Assassin

30 5 0
                                    

Saat sebuah bangkai yang kau timbun dalam-dalam mulai tercium baunya, apa yang akan kau lakukan? Apakah kau akan menimbunnya lebih dalam atau kau akan pergi sejauh mungkin dari bangkai itu agar orang tak mengira kaulah sang tersangka? Tak pelik, jika saja kau terbuka. Namun, semuanya sudah kepalang basah, tak dapat menjadi persoalan tabu yang menjadi rahasia.

Semuanya mulai terungkap ke permukaan.

.

.

.

"What the hell are you doing with your hair, Dude?"

Aku menggaruk tengkuk dengan canggung saat Ayah, Ibu, dan Diana memberikan tatapan terkejut luar biasa. Dan yang pasti, omongan penuh umpatan itu dilontarkan oleh Diana.

"Ah, a-aku hanya merubahnya sedikit."

Terdengar helaan napas dari ayahku. Oh, itu berarti tanda 'sudahlah, jangan dibesar-besarkan' dari ayahku. Lantas aku merajut langkah menuju kursiku walau Diana masih saja menatapku dengan bola mata yang nyaris keluar. Tapi aku tak peduli. Jadi, aku duduk di sebelahnya dengan tenang dan mulai menyantap sarapan yang sudah disediakan oleh Ibu.

"Kris, kapan kau mengubahnya?" bisik seseorang di sebelahku. Aku meliriknya sejenak dari ujung mataku dan melanjutkan sarapanku. "Waktu malam."

"Hell, kenapa tidak membagi cat rambutnya juga denganku? Aku juga mau, bodoh!"

Aku terkekeh sedikit dan kembali berbisikkan dengannya. "Kau mau?"

Diana mengangguk semangat. Beruntungya ayah dan ibuku sedang asik mengobrol dan tak memerhatikan tingkah aneh kedua anaknya.

"Kalau begitu berubahlah jadi mutan berkekuatan api."

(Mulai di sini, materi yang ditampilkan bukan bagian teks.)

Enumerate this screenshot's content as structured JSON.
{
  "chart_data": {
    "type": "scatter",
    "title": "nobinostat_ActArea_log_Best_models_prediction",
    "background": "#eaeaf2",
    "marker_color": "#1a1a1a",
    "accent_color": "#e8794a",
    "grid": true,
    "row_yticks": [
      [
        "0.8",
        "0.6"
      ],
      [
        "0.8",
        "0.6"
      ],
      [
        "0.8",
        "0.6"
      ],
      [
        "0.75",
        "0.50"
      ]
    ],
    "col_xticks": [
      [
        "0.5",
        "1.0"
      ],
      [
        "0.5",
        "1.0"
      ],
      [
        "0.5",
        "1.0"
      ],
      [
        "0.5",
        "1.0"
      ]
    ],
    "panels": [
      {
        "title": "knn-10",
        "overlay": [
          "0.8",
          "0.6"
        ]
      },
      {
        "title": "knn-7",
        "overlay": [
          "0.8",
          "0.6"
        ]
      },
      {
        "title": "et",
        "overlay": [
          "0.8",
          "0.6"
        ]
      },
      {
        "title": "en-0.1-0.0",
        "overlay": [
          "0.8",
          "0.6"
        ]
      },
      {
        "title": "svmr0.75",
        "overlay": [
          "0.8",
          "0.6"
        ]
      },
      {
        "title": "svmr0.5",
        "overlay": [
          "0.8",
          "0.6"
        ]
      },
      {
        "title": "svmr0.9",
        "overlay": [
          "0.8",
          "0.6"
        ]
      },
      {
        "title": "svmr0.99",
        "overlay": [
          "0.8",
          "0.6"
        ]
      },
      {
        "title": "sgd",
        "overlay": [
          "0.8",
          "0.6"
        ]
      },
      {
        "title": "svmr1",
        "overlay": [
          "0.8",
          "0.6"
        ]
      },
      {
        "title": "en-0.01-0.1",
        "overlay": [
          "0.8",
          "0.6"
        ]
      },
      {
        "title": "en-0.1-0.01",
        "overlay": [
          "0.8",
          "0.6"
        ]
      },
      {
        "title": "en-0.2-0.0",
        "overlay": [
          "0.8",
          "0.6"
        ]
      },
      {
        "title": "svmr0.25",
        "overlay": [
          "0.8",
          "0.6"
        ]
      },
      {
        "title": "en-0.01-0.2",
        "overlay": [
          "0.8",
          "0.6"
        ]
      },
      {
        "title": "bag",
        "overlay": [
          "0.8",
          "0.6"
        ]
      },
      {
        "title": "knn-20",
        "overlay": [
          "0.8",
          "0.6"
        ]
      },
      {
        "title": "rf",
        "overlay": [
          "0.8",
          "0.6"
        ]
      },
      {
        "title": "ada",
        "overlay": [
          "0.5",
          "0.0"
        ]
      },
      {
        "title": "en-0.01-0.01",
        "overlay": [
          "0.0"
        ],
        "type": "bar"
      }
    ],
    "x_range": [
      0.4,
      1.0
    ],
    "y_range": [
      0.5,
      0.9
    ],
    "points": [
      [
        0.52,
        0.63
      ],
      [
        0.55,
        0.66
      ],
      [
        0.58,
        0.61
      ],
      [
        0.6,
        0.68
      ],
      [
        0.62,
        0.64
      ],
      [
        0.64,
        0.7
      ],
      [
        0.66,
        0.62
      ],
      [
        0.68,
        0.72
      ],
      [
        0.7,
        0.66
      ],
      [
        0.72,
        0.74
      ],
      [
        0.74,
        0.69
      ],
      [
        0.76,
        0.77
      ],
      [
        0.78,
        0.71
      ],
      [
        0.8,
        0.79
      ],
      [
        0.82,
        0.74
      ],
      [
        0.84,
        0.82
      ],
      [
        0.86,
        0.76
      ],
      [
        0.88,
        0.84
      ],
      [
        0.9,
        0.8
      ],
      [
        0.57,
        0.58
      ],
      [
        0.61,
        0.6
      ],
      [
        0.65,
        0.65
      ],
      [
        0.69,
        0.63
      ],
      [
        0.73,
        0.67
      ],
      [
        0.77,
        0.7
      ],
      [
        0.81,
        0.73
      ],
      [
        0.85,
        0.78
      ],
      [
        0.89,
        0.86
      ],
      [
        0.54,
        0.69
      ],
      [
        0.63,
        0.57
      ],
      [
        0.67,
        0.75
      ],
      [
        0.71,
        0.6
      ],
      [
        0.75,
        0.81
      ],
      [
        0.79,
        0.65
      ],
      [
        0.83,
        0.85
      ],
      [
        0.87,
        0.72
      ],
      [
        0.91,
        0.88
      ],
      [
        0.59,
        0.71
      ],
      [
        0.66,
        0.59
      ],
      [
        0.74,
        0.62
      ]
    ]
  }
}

"KAU INI GILA ATAU SAKIT JIWA!"

Aku tertawa keras melihat gadis itu dengan reaksinya yang berlebihan. Hasilnya, anak perempuan ini berhasil kena damprat ayahku pada pagi yang cerah ini. Hahahaha.

.

.

.

Jam sepuluh tepat, aku tiba di Metrotown. Penampilanku berubah sekali sekarang, sampai-sampai saat berkaca tadi, aku mengira ini bukanlah Kris Wu. Bahkan saat aku hendak berangkat tadi, obsidian biru Diana memicing ke arahku layaknya melihat seorang asing yang hendak menculiknya. Well... aku sendiri juga merasa asing.

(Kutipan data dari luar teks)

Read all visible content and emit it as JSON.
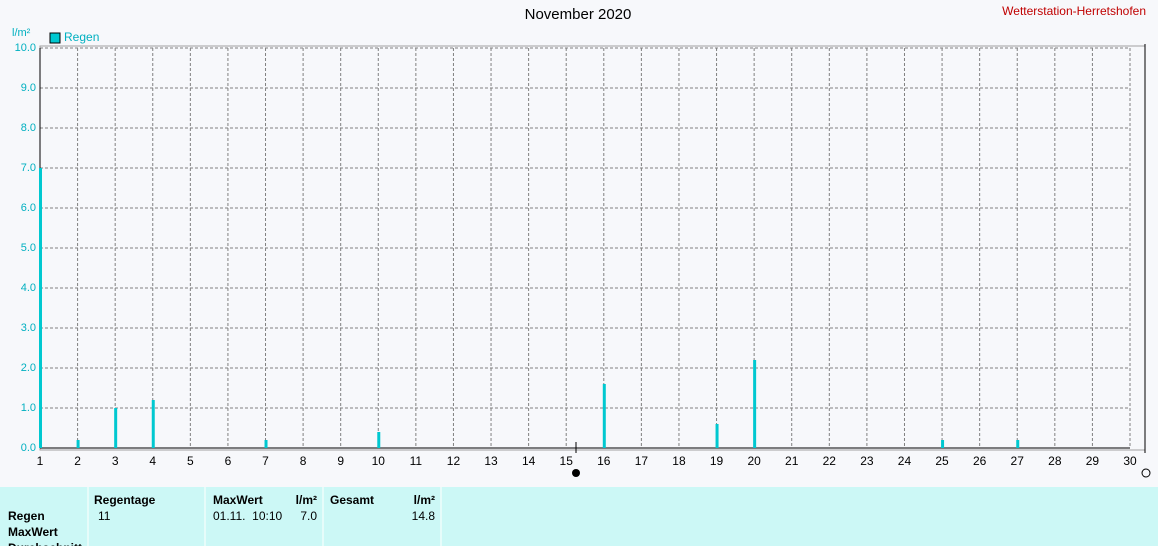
{
  "chart_data": {
    "type": "bar",
    "title": "November 2020",
    "station": "Wetterstation-Herretshofen",
    "y_label": "l/m²",
    "legend": "top-left",
    "series": [
      {
        "name": "Regen",
        "color": "#00c8d0",
        "x": [
          1,
          2,
          3,
          4,
          7,
          10,
          16,
          19,
          20,
          25,
          27
        ],
        "values": [
          7.0,
          0.2,
          1.0,
          1.2,
          0.2,
          0.4,
          1.6,
          0.6,
          2.2,
          0.2,
          0.2
        ]
      }
    ],
    "xlim": [
      1,
      30
    ],
    "xticks": [
      1,
      2,
      3,
      4,
      5,
      6,
      7,
      8,
      9,
      10,
      11,
      12,
      13,
      14,
      15,
      16,
      17,
      18,
      19,
      20,
      21,
      22,
      23,
      24,
      25,
      26,
      27,
      28,
      29,
      30
    ],
    "ylim": [
      0,
      10
    ],
    "yticks": [
      {
        "value": 0,
        "label": "0.0"
      },
      {
        "value": 1,
        "label": "1.0"
      },
      {
        "value": 2,
        "label": "2.0"
      },
      {
        "value": 3,
        "label": "3.0"
      },
      {
        "value": 4,
        "label": "4.0"
      },
      {
        "value": 5,
        "label": "5.0"
      },
      {
        "value": 6,
        "label": "6.0"
      },
      {
        "value": 7,
        "label": "7.0"
      },
      {
        "value": 8,
        "label": "8.0"
      },
      {
        "value": 9,
        "label": "9.0"
      },
      {
        "value": 10,
        "label": "10.0"
      }
    ],
    "grid": true
  },
  "table": {
    "headers": [
      "Regentage",
      "MaxWert",
      "l/m²",
      "Gesamt",
      "l/m²"
    ],
    "rows": [
      {
        "label": "Regen",
        "cells": [
          "11",
          "01.11.  10:10",
          "7.0",
          "14.8"
        ]
      },
      {
        "label": "MaxWert",
        "cells": []
      },
      {
        "label": "Durchschnitt",
        "cells": []
      }
    ]
  }
}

Kaki panjangku berhasil mencapai pintu masuk pusat perbelanjaan yang termegah di Vancouver ini. Sebelumnya Brian berpesan padaku bahwa sesampainya di sini aku harus menyebutkan satu kalimat pada seorang wanita yang berdiri di balik meja resepsionis.

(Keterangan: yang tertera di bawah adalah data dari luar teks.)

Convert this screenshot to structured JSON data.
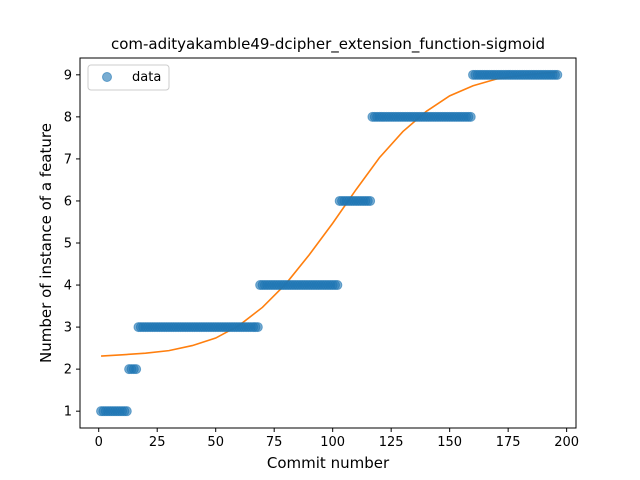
{
  "chart_data": {
    "type": "scatter",
    "title": "com-adityakamble49-dcipher_extension_function-sigmoid",
    "xlabel": "Commit number",
    "ylabel": "Number of instance of a feature",
    "xlim": [
      -8,
      204
    ],
    "ylim": [
      0.6,
      9.4
    ],
    "xticks": [
      0,
      25,
      50,
      75,
      100,
      125,
      150,
      175,
      200
    ],
    "yticks": [
      1,
      2,
      3,
      4,
      5,
      6,
      7,
      8,
      9
    ],
    "legend": {
      "placement": "top-left",
      "entries": [
        "data"
      ]
    },
    "grid": false,
    "colors": {
      "data": "#1f77b4",
      "fit": "#ff7f0e"
    },
    "series": [
      {
        "name": "data",
        "kind": "scatter",
        "points": [
          [
            1,
            1
          ],
          [
            2,
            1
          ],
          [
            3,
            1
          ],
          [
            4,
            1
          ],
          [
            5,
            1
          ],
          [
            6,
            1
          ],
          [
            7,
            1
          ],
          [
            8,
            1
          ],
          [
            9,
            1
          ],
          [
            10,
            1
          ],
          [
            11,
            1
          ],
          [
            12,
            1
          ],
          [
            13,
            2
          ],
          [
            14,
            2
          ],
          [
            15,
            2
          ],
          [
            16,
            2
          ],
          [
            17,
            3
          ],
          [
            18,
            3
          ],
          [
            19,
            3
          ],
          [
            20,
            3
          ],
          [
            21,
            3
          ],
          [
            22,
            3
          ],
          [
            23,
            3
          ],
          [
            24,
            3
          ],
          [
            25,
            3
          ],
          [
            26,
            3
          ],
          [
            27,
            3
          ],
          [
            28,
            3
          ],
          [
            29,
            3
          ],
          [
            30,
            3
          ],
          [
            31,
            3
          ],
          [
            32,
            3
          ],
          [
            33,
            3
          ],
          [
            34,
            3
          ],
          [
            35,
            3
          ],
          [
            36,
            3
          ],
          [
            37,
            3
          ],
          [
            38,
            3
          ],
          [
            39,
            3
          ],
          [
            40,
            3
          ],
          [
            41,
            3
          ],
          [
            42,
            3
          ],
          [
            43,
            3
          ],
          [
            44,
            3
          ],
          [
            45,
            3
          ],
          [
            46,
            3
          ],
          [
            47,
            3
          ],
          [
            48,
            3
          ],
          [
            49,
            3
          ],
          [
            50,
            3
          ],
          [
            51,
            3
          ],
          [
            52,
            3
          ],
          [
            53,
            3
          ],
          [
            54,
            3
          ],
          [
            55,
            3
          ],
          [
            56,
            3
          ],
          [
            57,
            3
          ],
          [
            58,
            3
          ],
          [
            59,
            3
          ],
          [
            60,
            3
          ],
          [
            61,
            3
          ],
          [
            62,
            3
          ],
          [
            63,
            3
          ],
          [
            64,
            3
          ],
          [
            65,
            3
          ],
          [
            66,
            3
          ],
          [
            67,
            3
          ],
          [
            68,
            3
          ],
          [
            69,
            4
          ],
          [
            70,
            4
          ],
          [
            71,
            4
          ],
          [
            72,
            4
          ],
          [
            73,
            4
          ],
          [
            74,
            4
          ],
          [
            75,
            4
          ],
          [
            76,
            4
          ],
          [
            77,
            4
          ],
          [
            78,
            4
          ],
          [
            79,
            4
          ],
          [
            80,
            4
          ],
          [
            81,
            4
          ],
          [
            82,
            4
          ],
          [
            83,
            4
          ],
          [
            84,
            4
          ],
          [
            85,
            4
          ],
          [
            86,
            4
          ],
          [
            87,
            4
          ],
          [
            88,
            4
          ],
          [
            89,
            4
          ],
          [
            90,
            4
          ],
          [
            91,
            4
          ],
          [
            92,
            4
          ],
          [
            93,
            4
          ],
          [
            94,
            4
          ],
          [
            95,
            4
          ],
          [
            96,
            4
          ],
          [
            97,
            4
          ],
          [
            98,
            4
          ],
          [
            99,
            4
          ],
          [
            100,
            4
          ],
          [
            101,
            4
          ],
          [
            102,
            4
          ],
          [
            103,
            6
          ],
          [
            104,
            6
          ],
          [
            105,
            6
          ],
          [
            106,
            6
          ],
          [
            107,
            6
          ],
          [
            108,
            6
          ],
          [
            109,
            6
          ],
          [
            110,
            6
          ],
          [
            111,
            6
          ],
          [
            112,
            6
          ],
          [
            113,
            6
          ],
          [
            114,
            6
          ],
          [
            115,
            6
          ],
          [
            116,
            6
          ],
          [
            117,
            8
          ],
          [
            118,
            8
          ],
          [
            119,
            8
          ],
          [
            120,
            8
          ],
          [
            121,
            8
          ],
          [
            122,
            8
          ],
          [
            123,
            8
          ],
          [
            124,
            8
          ],
          [
            125,
            8
          ],
          [
            126,
            8
          ],
          [
            127,
            8
          ],
          [
            128,
            8
          ],
          [
            129,
            8
          ],
          [
            130,
            8
          ],
          [
            131,
            8
          ],
          [
            132,
            8
          ],
          [
            133,
            8
          ],
          [
            134,
            8
          ],
          [
            135,
            8
          ],
          [
            136,
            8
          ],
          [
            137,
            8
          ],
          [
            138,
            8
          ],
          [
            139,
            8
          ],
          [
            140,
            8
          ],
          [
            141,
            8
          ],
          [
            142,
            8
          ],
          [
            143,
            8
          ],
          [
            144,
            8
          ],
          [
            145,
            8
          ],
          [
            146,
            8
          ],
          [
            147,
            8
          ],
          [
            148,
            8
          ],
          [
            149,
            8
          ],
          [
            150,
            8
          ],
          [
            151,
            8
          ],
          [
            152,
            8
          ],
          [
            153,
            8
          ],
          [
            154,
            8
          ],
          [
            155,
            8
          ],
          [
            156,
            8
          ],
          [
            157,
            8
          ],
          [
            158,
            8
          ],
          [
            159,
            8
          ],
          [
            160,
            9
          ],
          [
            161,
            9
          ],
          [
            162,
            9
          ],
          [
            163,
            9
          ],
          [
            164,
            9
          ],
          [
            165,
            9
          ],
          [
            166,
            9
          ],
          [
            167,
            9
          ],
          [
            168,
            9
          ],
          [
            169,
            9
          ],
          [
            170,
            9
          ],
          [
            171,
            9
          ],
          [
            172,
            9
          ],
          [
            173,
            9
          ],
          [
            174,
            9
          ],
          [
            175,
            9
          ],
          [
            176,
            9
          ],
          [
            177,
            9
          ],
          [
            178,
            9
          ],
          [
            179,
            9
          ],
          [
            180,
            9
          ],
          [
            181,
            9
          ],
          [
            182,
            9
          ],
          [
            183,
            9
          ],
          [
            184,
            9
          ],
          [
            185,
            9
          ],
          [
            186,
            9
          ],
          [
            187,
            9
          ],
          [
            188,
            9
          ],
          [
            189,
            9
          ],
          [
            190,
            9
          ],
          [
            191,
            9
          ],
          [
            192,
            9
          ],
          [
            193,
            9
          ],
          [
            194,
            9
          ],
          [
            195,
            9
          ],
          [
            196,
            9
          ]
        ]
      },
      {
        "kind": "line",
        "points": [
          [
            1,
            2.31
          ],
          [
            10,
            2.34
          ],
          [
            20,
            2.38
          ],
          [
            30,
            2.44
          ],
          [
            40,
            2.56
          ],
          [
            50,
            2.74
          ],
          [
            60,
            3.04
          ],
          [
            70,
            3.47
          ],
          [
            80,
            4.03
          ],
          [
            90,
            4.72
          ],
          [
            100,
            5.47
          ],
          [
            110,
            6.27
          ],
          [
            120,
            7.03
          ],
          [
            130,
            7.65
          ],
          [
            140,
            8.13
          ],
          [
            150,
            8.5
          ],
          [
            160,
            8.74
          ],
          [
            170,
            8.9
          ],
          [
            180,
            8.98
          ],
          [
            190,
            9.04
          ],
          [
            196,
            9.06
          ]
        ]
      }
    ]
  }
}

"Selamat pagi, Tuan. Ada yang bisa kami bantu?" Suara wanita itu menggaung dalam telingaku. Aku menatapnya canggung disertai gestur gugup. "Ah... Aku...."

"Ya, Tuan?"

Aku menatapnya ragu. "Um... Kau tahu... Beruang lucu pintar menari dan menyanyi, aku suka beruang."

Terkutuklah Brian dengan kalimat sok menggemaskannya itu. Wanita itu mengangguk mengerti dan akhirnya dia memberi kode pada seorang penjaga yang berjaga di dekatnya. Penjaga itu menuntunku menuju sebuah lift yang terdapat tulisan 'LIFT RUSAK' namun si penjaga menebar pandang ke sekitar dan setelah merasa aman, dia melepaskan tulisan itu dan membuka lift tersebut. Aku dengan langkah ragu mengikutinya untuk masuk. Penjaga itu berdiri di dekat pintu lift yang membawa kami menuju lantai 20. Tapi aku merasakan hal yang aneh, lift ini jelas bergerak ke bawah. Apakah aku akan dibawa ke ruang bawah tanah? Maksudku, lantai 20 di bawah tanah? Yang benar saja!